The DNNs trained in this work are compared to 4 existing methods (ARSER (ARS), Lomb-Scargle (LS), JTK_Cycle (JTK) and MetaCycle (MC)). We begin with results regarding research question 1: Is a chemical species oscillating or not? As this question is a special case of binary classification, receiver operating characteristic (ROC) curves are a good measure for the quality of different solutions. In essence, ROC curves compare the true positive rate to the false positive rate. A completely random classifyer would therefore be equivlent to a straight diagonal line from (0,0) to (1,1). The better the classifier is, the more this curve is moved to the top left of the plot. Therefore, the area under the curve (AUC) should be large for a good classifier. The first results we present here use exactly these two quality measures to compare the DNN approach to the four named alternatives. All methods are applied to the synthetic data consisting of data based on mathematic formulas. Some data are available for 24 hours, while others span a time horizon of 48 hours and two separate neural networks are trained for these two settings.

AUC curves AUC table Figure/Table 3. Periodicity classification performance of different methods on synthetic data. The left subfigure shows ROC curves for all compared methods and itself is divided into four subsets for four different data sets. The central subfigure shows the AUC of the ROC curves depicted on the left. The right table contains even more information, namely all AUC scores for synthetic data.
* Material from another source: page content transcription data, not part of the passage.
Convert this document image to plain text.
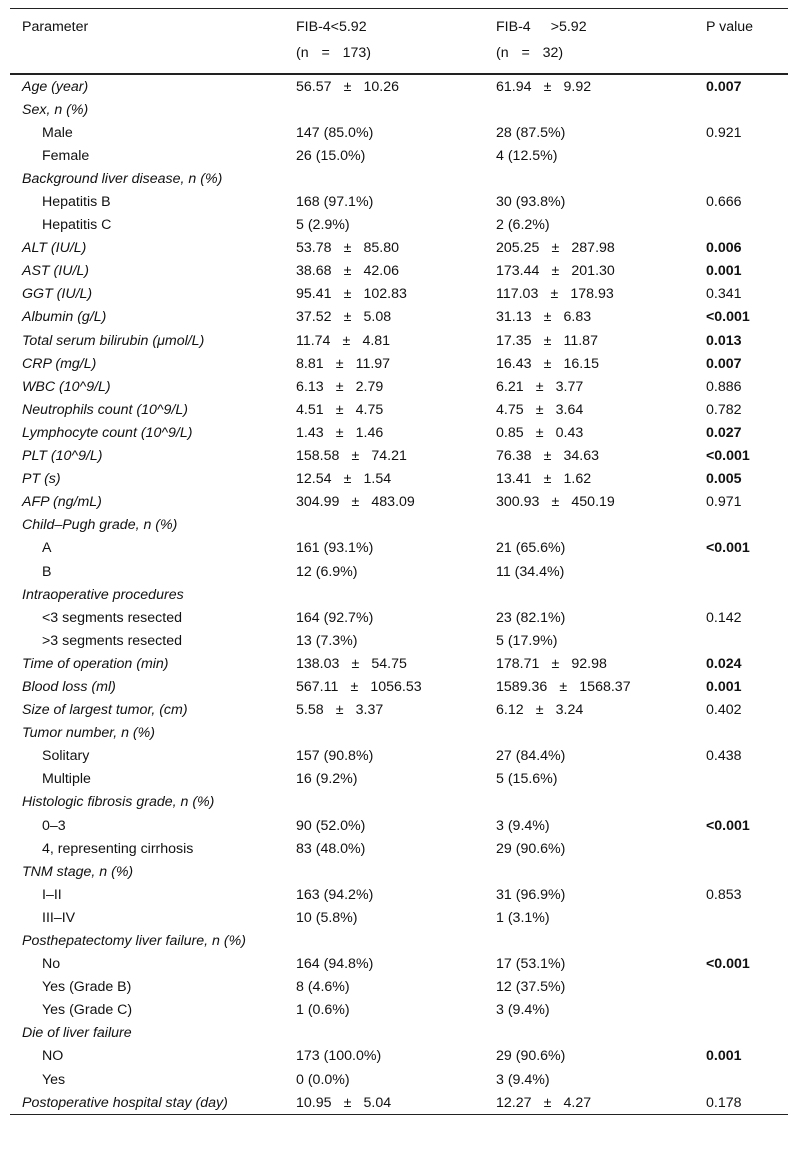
Parameter	FIB-4<5.92	FIB-4 >5.92	P value
	(n = 173)	(n = 32)	
Age (year)	56.57 ± 10.26	61.94 ± 9.92	0.007
Sex, n (%)			
Male	147 (85.0%)	28 (87.5%)	0.921
Female	26 (15.0%)	4 (12.5%)	
Background liver disease, n (%)			
Hepatitis B	168 (97.1%)	30 (93.8%)	0.666
Hepatitis C	5 (2.9%)	2 (6.2%)	
ALT (IU/L)	53.78 ± 85.80	205.25 ± 287.98	0.006
AST (IU/L)	38.68 ± 42.06	173.44 ± 201.30	0.001
GGT (IU/L)	95.41 ± 102.83	117.03 ± 178.93	0.341
Albumin (g/L)	37.52 ± 5.08	31.13 ± 6.83	<0.001
Total serum bilirubin (μmol/L)	11.74 ± 4.81	17.35 ± 11.87	0.013
CRP (mg/L)	8.81 ± 11.97	16.43 ± 16.15	0.007
WBC (10^9/L)	6.13 ± 2.79	6.21 ± 3.77	0.886
Neutrophils count (10^9/L)	4.51 ± 4.75	4.75 ± 3.64	0.782
Lymphocyte count (10^9/L)	1.43 ± 1.46	0.85 ± 0.43	0.027
PLT (10^9/L)	158.58 ± 74.21	76.38 ± 34.63	<0.001
PT (s)	12.54 ± 1.54	13.41 ± 1.62	0.005
AFP (ng/mL)	304.99 ± 483.09	300.93 ± 450.19	0.971
Child–Pugh grade, n (%)			
A	161 (93.1%)	21 (65.6%)	<0.001
B	12 (6.9%)	11 (34.4%)	
Intraoperative procedures			
<3 segments resected	164 (92.7%)	23 (82.1%)	0.142
>3 segments resected	13 (7.3%)	5 (17.9%)	
Time of operation (min)	138.03 ± 54.75	178.71 ± 92.98	0.024
Blood loss (ml)	567.11 ± 1056.53	1589.36 ± 1568.37	0.001
Size of largest tumor, (cm)	5.58 ± 3.37	6.12 ± 3.24	0.402
Tumor number, n (%)			
Solitary	157 (90.8%)	27 (84.4%)	0.438
Multiple	16 (9.2%)	5 (15.6%)	
Histologic fibrosis grade, n (%)			
0–3	90 (52.0%)	3 (9.4%)	<0.001
4, representing cirrhosis	83 (48.0%)	29 (90.6%)	
TNM stage, n (%)			
I–II	163 (94.2%)	31 (96.9%)	0.853
III–IV	10 (5.8%)	1 (3.1%)	
Posthepatectomy liver failure, n (%)			
No	164 (94.8%)	17 (53.1%)	<0.001
Yes (Grade B)	8 (4.6%)	12 (37.5%)	
Yes (Grade C)	1 (0.6%)	3 (9.4%)	
Die of liver failure			
NO	173 (100.0%)	29 (90.6%)	0.001
Yes	0 (0.0%)	3 (9.4%)	
Postoperative hospital stay (day)	10.95 ± 5.04	12.27 ± 4.27	0.178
From the results depicted in Figure 3 it becomes clear that there is hardly any scenario, where DNNs as periodicity classifiers are outperformed. Besides experiments for synthetic data presented so far, the authors also evaluated their method on real-world data. Table 4 shows that DNNs perform very well also in this regime especially for the first two data sets. However, they are outperformed for the third depicted data set.

real-world periodicity

Table 4. DNNs as binary periodicity classifiers perform best for 2 out of 3 data sets.

To obtain results for research question 2, the BioClock data set is divided into 70% training and 30% testing data. The BIO_CLOCK system is able to accurately predict the missing time of experiment with a mean absolute error of 75 minutes. In addition to this overall results obtained from all data, the authors divide the BioClock data set into several subsets corresponding to data from different tissues wild type mouse cells. Two of the four considered data subsets are created by using only brain and liver data, respectively. In addition, Set1 contains data from the adrenal gland, fat, gut, kidney, lung and muscle. Set 2 similarly agglomerates data from the aorta, colon, fibroblast, heart, macrophages and pituitary gland. Ideally, the measurement time prediction would become more reliable through this restriction to four homogeneous data sets. Similar to the first result regarding research question 1, the data are split into 70% training and 30% testing data.

Table 5 presents the mean absolute error of the measurement time prediction. Unsurprisingly, a classifier trained on one subset of data performs significatly worse when applied to data from different origins. However, a classifier trained on all data is always nearly as good or even better than a specialized DNN.

measurement time estimation

Table 5. DNNs perform well as estimators for measurement time.

Conclusion

DNNs are able to answer both posed reasearch questions adequately: For time-series data like BioCycle, they can reliably predict periodicity as a boolean decision variable or quantitatively in terms of the period, lag and amplitude (results not shown here). For data without time measurement, the missing time can be reconstruced by the DNN system BIO_CLOCK. Unsurprisingly, both systems gain accuracy through the use of more data.